Archives for posts with tag: Noa Records

LEAO

Our song for day 26 of New Zealand Music Month comes from LEAO via ghost roads from memories of music from the Samoan islands.

This is first take lo-fi DIY pop – East River Pipe or early Ariel Pink comes to mind, or our own Kraus or Roy Irwin – but filtered through a Samoan pop perspective.

LEAO is Tāmaki-based David Feauai-Afaese (AKA Dave Urso) and his “Ghost Roads” EP was “written from a fa’asamoa core, providing feelings and messages embodied both in language and spirit.”

There’s ghosts in this music. The vocals sound like field recordings from a previous era, the music a woozy smudged vagueness. Although originating from the opposite side of the world to Irish experimental pop creator Maria Somerville, there’s a similar approach here to the music on Somerville’s “All My People” album through linking the traditional and the modern, transforming memories into a ghostly personal tribute to the communal experience of childhood music memories.

There’s an introduction to and overview of Noa Records, the Auckland label on which this is released, in this recent Bandcamp Daily feature.

NZMM 2020

NoaOur day 21 song for New Zealand Music Month 2020 comes from an intriguing isolation lockdown collaboration called “Keep Your Distance!” by the Virtual Shadow Ensemble on Noa Records.
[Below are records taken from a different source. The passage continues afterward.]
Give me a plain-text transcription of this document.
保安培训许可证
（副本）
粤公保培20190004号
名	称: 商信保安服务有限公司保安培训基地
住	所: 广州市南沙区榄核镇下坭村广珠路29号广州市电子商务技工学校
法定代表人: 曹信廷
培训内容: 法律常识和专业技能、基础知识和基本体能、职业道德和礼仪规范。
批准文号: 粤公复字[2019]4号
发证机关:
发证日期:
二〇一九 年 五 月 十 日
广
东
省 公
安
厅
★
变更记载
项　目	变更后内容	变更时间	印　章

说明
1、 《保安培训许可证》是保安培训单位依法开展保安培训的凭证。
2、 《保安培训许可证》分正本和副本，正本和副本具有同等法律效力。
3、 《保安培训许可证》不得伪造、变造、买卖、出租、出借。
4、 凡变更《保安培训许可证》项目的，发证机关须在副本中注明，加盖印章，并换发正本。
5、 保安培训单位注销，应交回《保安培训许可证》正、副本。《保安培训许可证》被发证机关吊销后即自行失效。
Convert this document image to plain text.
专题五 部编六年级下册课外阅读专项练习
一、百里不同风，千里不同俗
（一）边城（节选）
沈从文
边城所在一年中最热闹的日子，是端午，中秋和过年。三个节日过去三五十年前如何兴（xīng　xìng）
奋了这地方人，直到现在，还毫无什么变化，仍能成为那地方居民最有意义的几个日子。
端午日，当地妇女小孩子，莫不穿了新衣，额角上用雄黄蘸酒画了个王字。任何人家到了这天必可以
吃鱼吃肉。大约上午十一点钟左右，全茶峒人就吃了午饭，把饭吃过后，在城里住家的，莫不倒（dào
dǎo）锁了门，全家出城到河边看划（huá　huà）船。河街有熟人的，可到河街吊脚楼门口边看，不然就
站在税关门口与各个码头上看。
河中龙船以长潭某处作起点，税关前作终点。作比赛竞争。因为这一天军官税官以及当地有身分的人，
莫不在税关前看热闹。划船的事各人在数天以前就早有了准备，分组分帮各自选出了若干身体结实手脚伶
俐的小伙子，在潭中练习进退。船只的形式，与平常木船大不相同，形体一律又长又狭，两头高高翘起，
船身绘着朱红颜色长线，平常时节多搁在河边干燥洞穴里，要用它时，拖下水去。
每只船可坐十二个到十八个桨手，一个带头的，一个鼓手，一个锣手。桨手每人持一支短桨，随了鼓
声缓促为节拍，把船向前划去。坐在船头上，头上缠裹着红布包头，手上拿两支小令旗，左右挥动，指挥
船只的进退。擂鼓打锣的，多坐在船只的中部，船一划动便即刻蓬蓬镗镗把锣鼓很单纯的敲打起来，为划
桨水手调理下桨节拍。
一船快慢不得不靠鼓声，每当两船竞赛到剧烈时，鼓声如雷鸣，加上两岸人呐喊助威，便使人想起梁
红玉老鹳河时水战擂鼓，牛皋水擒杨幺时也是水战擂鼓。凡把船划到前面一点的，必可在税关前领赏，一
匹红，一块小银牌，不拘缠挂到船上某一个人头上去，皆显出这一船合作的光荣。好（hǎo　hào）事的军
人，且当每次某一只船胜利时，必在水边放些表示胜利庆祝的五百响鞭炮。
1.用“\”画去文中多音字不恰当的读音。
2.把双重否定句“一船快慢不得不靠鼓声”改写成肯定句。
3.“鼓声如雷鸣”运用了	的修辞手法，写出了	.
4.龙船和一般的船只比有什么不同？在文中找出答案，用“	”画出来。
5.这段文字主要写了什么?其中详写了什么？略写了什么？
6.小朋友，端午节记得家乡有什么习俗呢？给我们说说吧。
Here’s “Truth is in the Shadow of a Doubt” –

It’s a brief spoken word reflection on the (human) world put on temporary pause while nature carries on around us, featuring Aije and Janina Nana Yaa. Musically, it’s an appropriately blissful spaced-out psychedelic Jazz + Pacific Cosmic Music brew.

“Made within the span of ten days during a national lockdown in Aotearoa amidst a global pandemic, this virtual recording project reflects a widespread upheaval taking place in our collective consciousness, being forced away from each other physically into social isolation – a situation that seems to have turned the tides (for many at least) on a social climate of isolation that already exists in todays society. Cyber-architecture via social media has provided space for creativity to flourish during a time when our presence is felt stronger online in the absence of face-to-face interaction with our peers. Despite physical distance we are still connected, still creating together.”